We will need your help to get these messages out in all the channels if we are going to reach that critically important next generation of applicants and pharmacy students. What we know is that you have lots and lots of great material to use in these communications activities. This is where the knowledge management plan is activated. For the past six months we have been truly fortunate to have Dana Thimons in the AACP office serving as the Sewell Fellow. As an information scientist, Dana has studied the construct and practice of KM intensely while she delved into all the recesses of information within AACP. She has begun to embark on fieldtrips to member institutions and other associations so that she can more fully appreciate the rich sources of knowledge we hope to incorporate into our knowledge management framework and practices going forward. Her goal by the time her yearlong fellowship ends in December is to have designed the architecture of our KM system for implementation in 2016 and beyond.
There is one more area where we need to retool our communications to help reverse the trend of softening interest in pharmacy careers. Had I not been seated so far from the microphone at the end of the Council of Dean’s Open Forum yesterday, I likely would have run and hugged Peter Vlasses when he made his remark about the negative messages that have been seeded in both the professional and lay press about pharmacist unemployment, gluts and jobless futures. Earlier this year I drafted a Viewpoint for AJPE that was stimulated by the first article published by the Journal in 2015. The authors presented the hypothesis that a major disruption will soon be felt as pharmacists’ roles diverge into dispensing and nondispensing roles and the size of the dispensing cohort shrinks precipitously. I used the title “Lay Your Weapons Down”, making the point that such messaging was shooting us all in our proverbial feet and contributing to the downward trends in applications to our schools. I elected not to submit the editorial in the end so as not to draw additional attention to the original Viewpoint.
Strategically, we have so much we need to do over the next 3-5 years to fulfill our responsibilities as leaders of pharmacy and health care. While I was struck by the power of the messages in The End of College, I was simultaneously pleased that there was nothing contained in Carey’s analysis that our standing and special committees and task forces had not already assessed. We have bountiful recommendations to guide our strategic planning.
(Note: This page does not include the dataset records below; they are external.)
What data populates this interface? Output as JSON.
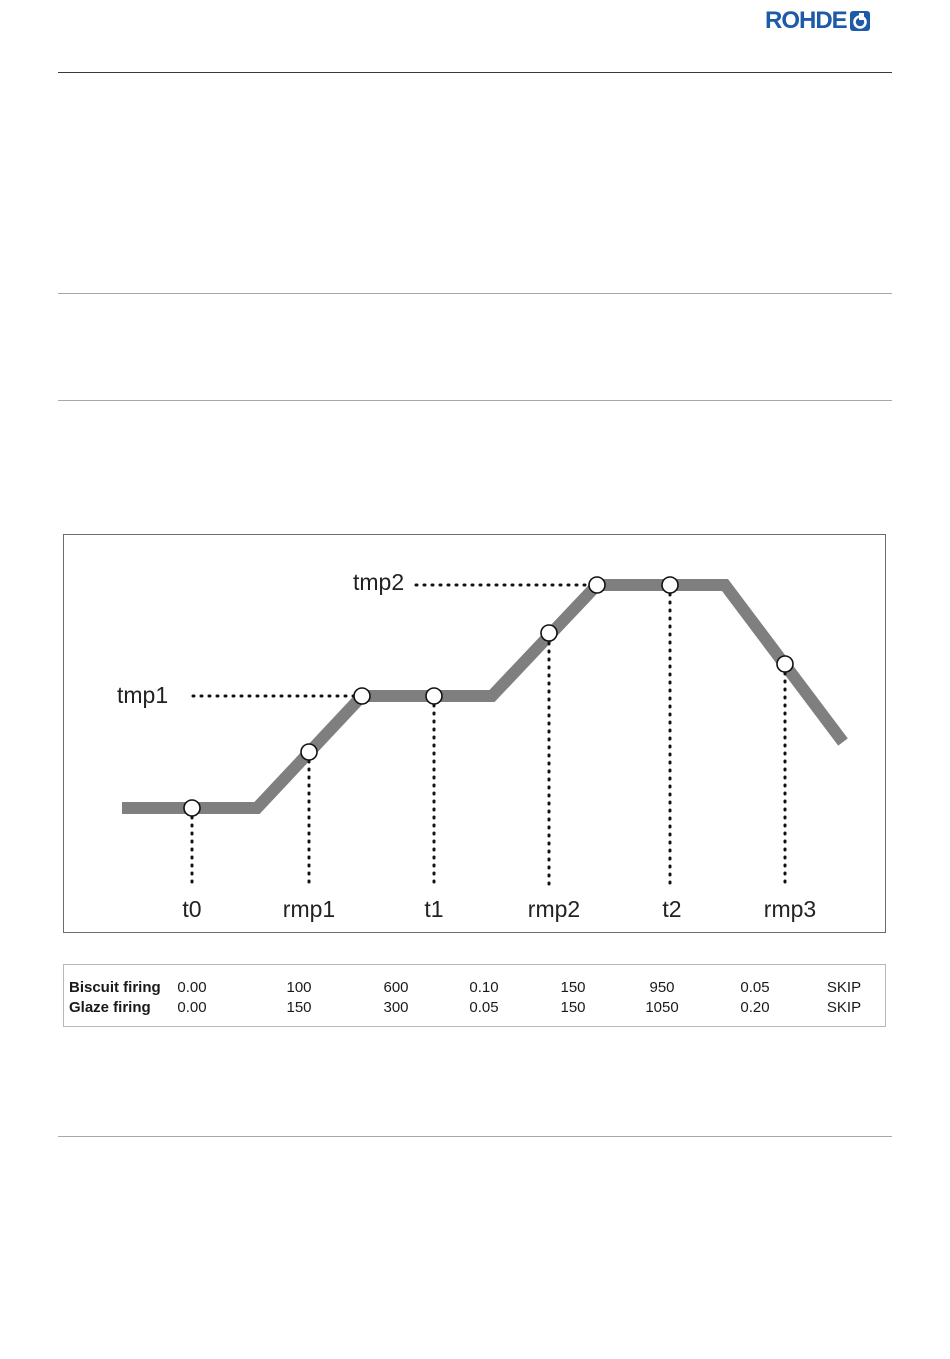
{
  "header": {
    "brand": "ROHDE",
    "brand_color": "#1d5aa8"
  },
  "diagram": {
    "temperature_labels": [
      "tmp1",
      "tmp2"
    ],
    "point_labels": [
      "t0",
      "rmp1",
      "t1",
      "rmp2",
      "t2",
      "rmp3"
    ],
    "profile_color": "#7f7f7f"
  },
  "table": {
    "rows": [
      {
        "label": "Biscuit firing",
        "values": [
          "0.00",
          "100",
          "600",
          "0.10",
          "150",
          "950",
          "0.05",
          "SKIP"
        ]
      },
      {
        "label": "Glaze firing",
        "values": [
          "0.00",
          "150",
          "300",
          "0.05",
          "150",
          "1050",
          "0.20",
          "SKIP"
        ]
      }
    ]
  }
}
Last year’s Strategic Planning Committee has recommended embarking upon the development of a new plan and our goal will be to bring the framework of a bold, visionary and aspirational plan to the Interim Meeting in Tampa in February for initial input and discussion.
The 2016 House of Delegates will most likely be asked to act to adopt the plan in keeping with the responsibilities of the House. Educational innovation, leadership, and outreach to inform the public and other stakeholders of pharmacists’ vital roles in value-driven health delivery systems will undoubtedly be significant drivers of that plan. Your input will be vital to our success in both the planning and implementation of the new plan.